A new biography by SUNY New Paltz journalism professor Robert Miraldi offers a jaunty survey of Hersh's spectacular scoops—all of which are fail-proof interest grabbers, jewels in the annals of our nation's covert history. Miraldi seeks to understand his subject's mysterious level of success, his long reach into the sanctums of power, his cultivation of entrenched, anonymous sources. Colleagues from Hersh's New York Times tenure in the 1970s recall a demonic phone manner that could threaten just as easily as charm. "His ability to scare people on the phone was unbelievable," Arthur Gelb noted. Leg work might include cold calling bureaucrats who are leaving their jobs, or showing up unannounced on the doorstep of an army general's home.
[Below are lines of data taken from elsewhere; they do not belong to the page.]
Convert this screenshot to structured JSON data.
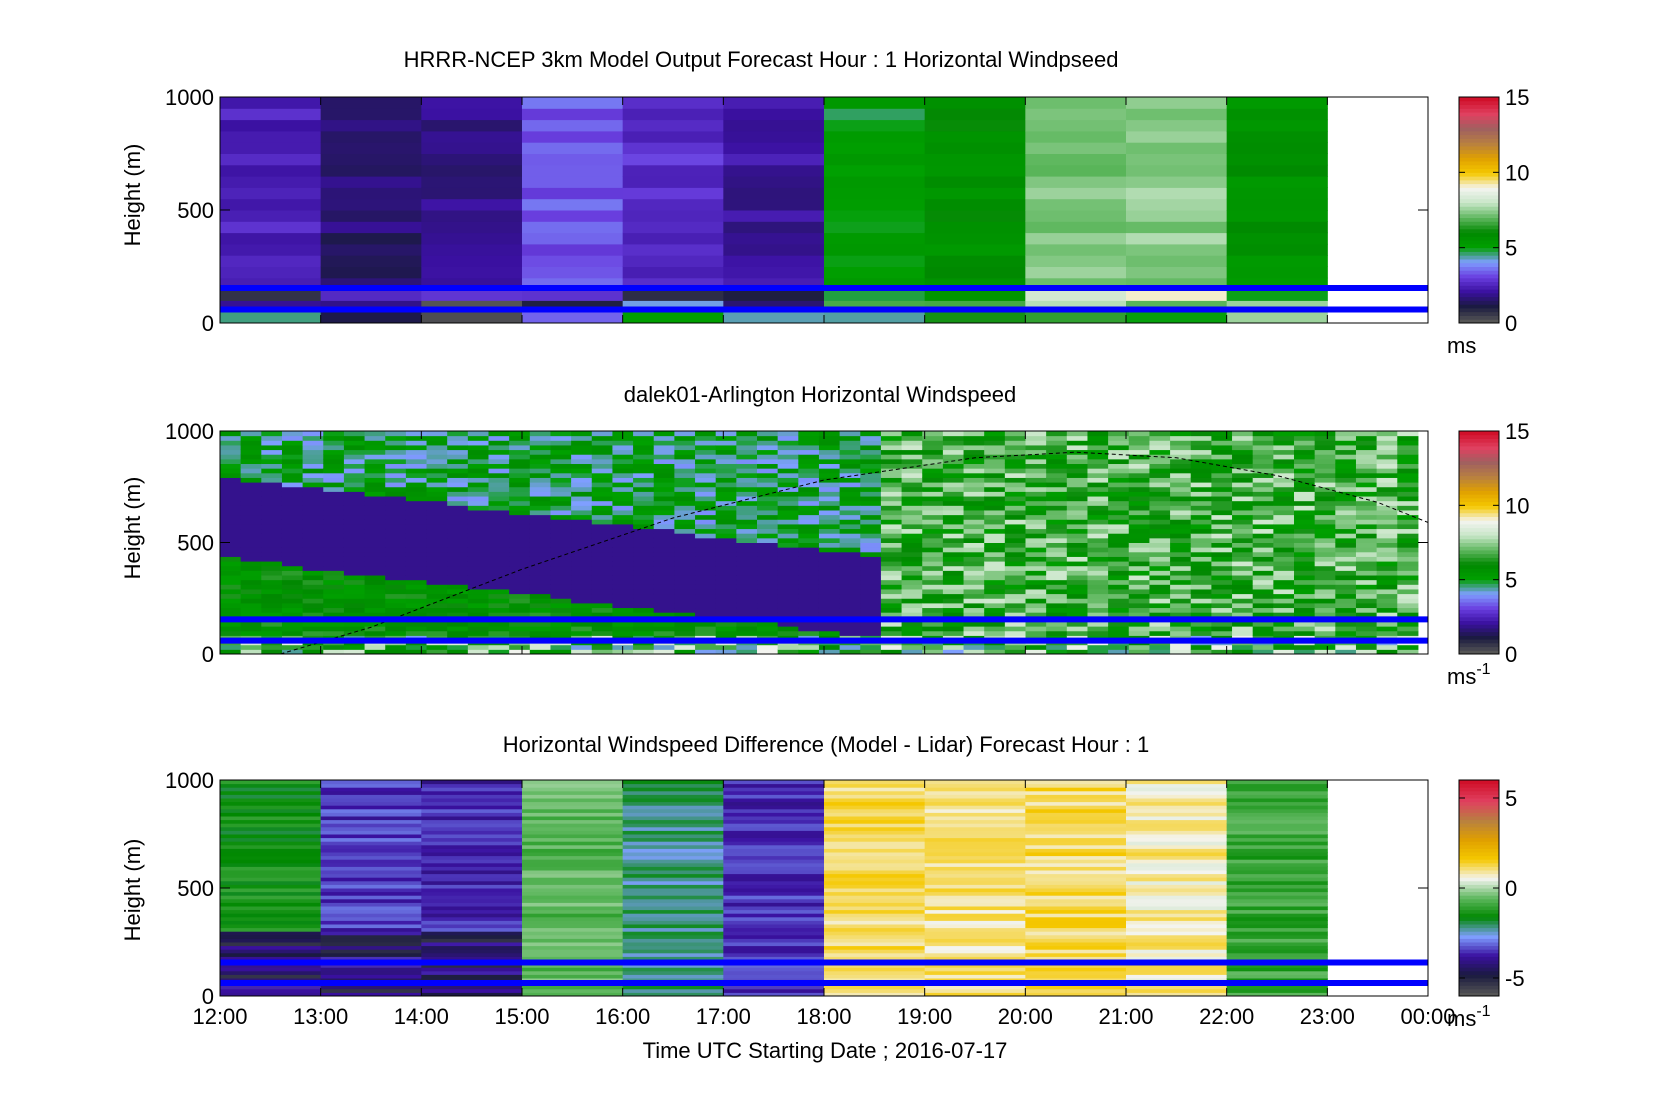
{
  "figure": {
    "xlabel": "Time UTC  Starting Date ; 2016-07-17"
  },
  "chart_data": [
    {
      "type": "heatmap",
      "title": "HRRR-NCEP 3km Model Output   Forecast Hour : 1 Horizontal Windpseed",
      "ylabel": "Height (m)",
      "ylim": [
        0,
        1000
      ],
      "yticks": [
        "0",
        "500",
        "1000"
      ],
      "xlim": [
        "12:00",
        "00:00"
      ],
      "colorbar": {
        "ticks": [
          "0",
          "5",
          "10",
          "15"
        ],
        "range": [
          0,
          15
        ],
        "unit": "ms",
        "unit_sup": ""
      },
      "reference_lines_m": [
        60,
        155
      ],
      "column_values": [
        2.4,
        1.5,
        1.7,
        3.2,
        2.7,
        2.0,
        5.0,
        5.7,
        7.3,
        7.4,
        5.6
      ],
      "data_extent_hours": 11
    },
    {
      "type": "heatmap",
      "title": "dalek01-Arlington  Horizontal Windspeed",
      "ylabel": "Height (m)",
      "ylim": [
        0,
        1000
      ],
      "yticks": [
        "0",
        "500",
        "1000"
      ],
      "xlim": [
        "12:00",
        "00:00"
      ],
      "colorbar": {
        "ticks": [
          "0",
          "5",
          "10",
          "15"
        ],
        "range": [
          0,
          15
        ],
        "unit": "ms",
        "unit_sup": "-1"
      },
      "reference_lines_m": [
        60,
        155
      ],
      "boundary_layer_curve": [
        [
          12.6,
          0
        ],
        [
          13.5,
          120
        ],
        [
          15.0,
          380
        ],
        [
          16.5,
          610
        ],
        [
          18.0,
          780
        ],
        [
          19.5,
          880
        ],
        [
          20.5,
          905
        ],
        [
          21.5,
          880
        ],
        [
          22.5,
          800
        ],
        [
          23.5,
          680
        ],
        [
          24.0,
          590
        ]
      ],
      "data_extent_hours": 11.9
    },
    {
      "type": "heatmap",
      "title": "Horizontal Windspeed Difference (Model - Lidar) Forecast Hour : 1",
      "ylabel": "Height (m)",
      "ylim": [
        0,
        1000
      ],
      "yticks": [
        "0",
        "500",
        "1000"
      ],
      "xlim": [
        "12:00",
        "00:00"
      ],
      "xticks": [
        "12:00",
        "13:00",
        "14:00",
        "15:00",
        "16:00",
        "17:00",
        "18:00",
        "19:00",
        "20:00",
        "21:00",
        "22:00",
        "23:00",
        "00:00"
      ],
      "colorbar": {
        "ticks": [
          "-5",
          "0",
          "5"
        ],
        "range": [
          -6,
          6
        ],
        "unit": "ms",
        "unit_sup": "-1"
      },
      "reference_lines_m": [
        60,
        155
      ],
      "column_values": [
        -1.5,
        -3.5,
        -3.7,
        -0.6,
        -2.2,
        -3.6,
        1.2,
        1.0,
        1.2,
        0.9,
        -1.0
      ],
      "data_extent_hours": 11
    }
  ],
  "colors": {
    "reference_line": "#0000ff",
    "windspeed_colormap": [
      "#555555",
      "#1a1a40",
      "#3a10a0",
      "#6a3fe0",
      "#7f9fff",
      "#00a000",
      "#008800",
      "#60b860",
      "#c8e6c8",
      "#f4f4f0",
      "#f5c800",
      "#e0a000",
      "#b88040",
      "#a06060",
      "#e04060",
      "#d0102a"
    ]
  }
}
Miraldi attributes Hersh's aggressive style to his beginnings on the police beat for the Chicago News Bureau, a gritty atmosphere where fistfights over stories were not unusual. The hardboiled scribe makes no secret about being abnormally competitive and lets on that making money is vital to his cause. Chagrined by the seven-figure book deals of his biggest big-league rival, Hersh remarked, "I'm pathological on the subject of [Bob] Woodward's money." Although forced onto the Watergate trail by his editor, Hersh promptly exposed a White House cover-up taking place right under Woodward and Bernstein's noses, as their "president's men" stories were first appearing. Miraldi observes that Hersh in the Times did as much as the famed Washington Post duo to end Nixon's regime.
Hersh's articles typically give a measured agglutination of facts and only sparse analysis. His methods of plying sources and piecing together vetted fragments are largely unfathomable. He denies a political agenda, though his general views on war became evident early on; he once commented, "We don't fight wars any better than the 'nips' and the 'krauts.'" The rules of engagement recur as a theme in his reporting, with the United States repeatedly shown as a bully who all but fabricates a provocation. Guiding us through Hersh's muckraking victories, Miraldi conjures a vision of the highest possible stakes, amply quoting fourth-estate eminences such as Anthony Lewis and James Reston. Shying away from platitudes, Miraldi's Hersh tells it straight: "I guarantee that we in the press have as good a sense of what's important and what's good for America as the people in the CIA."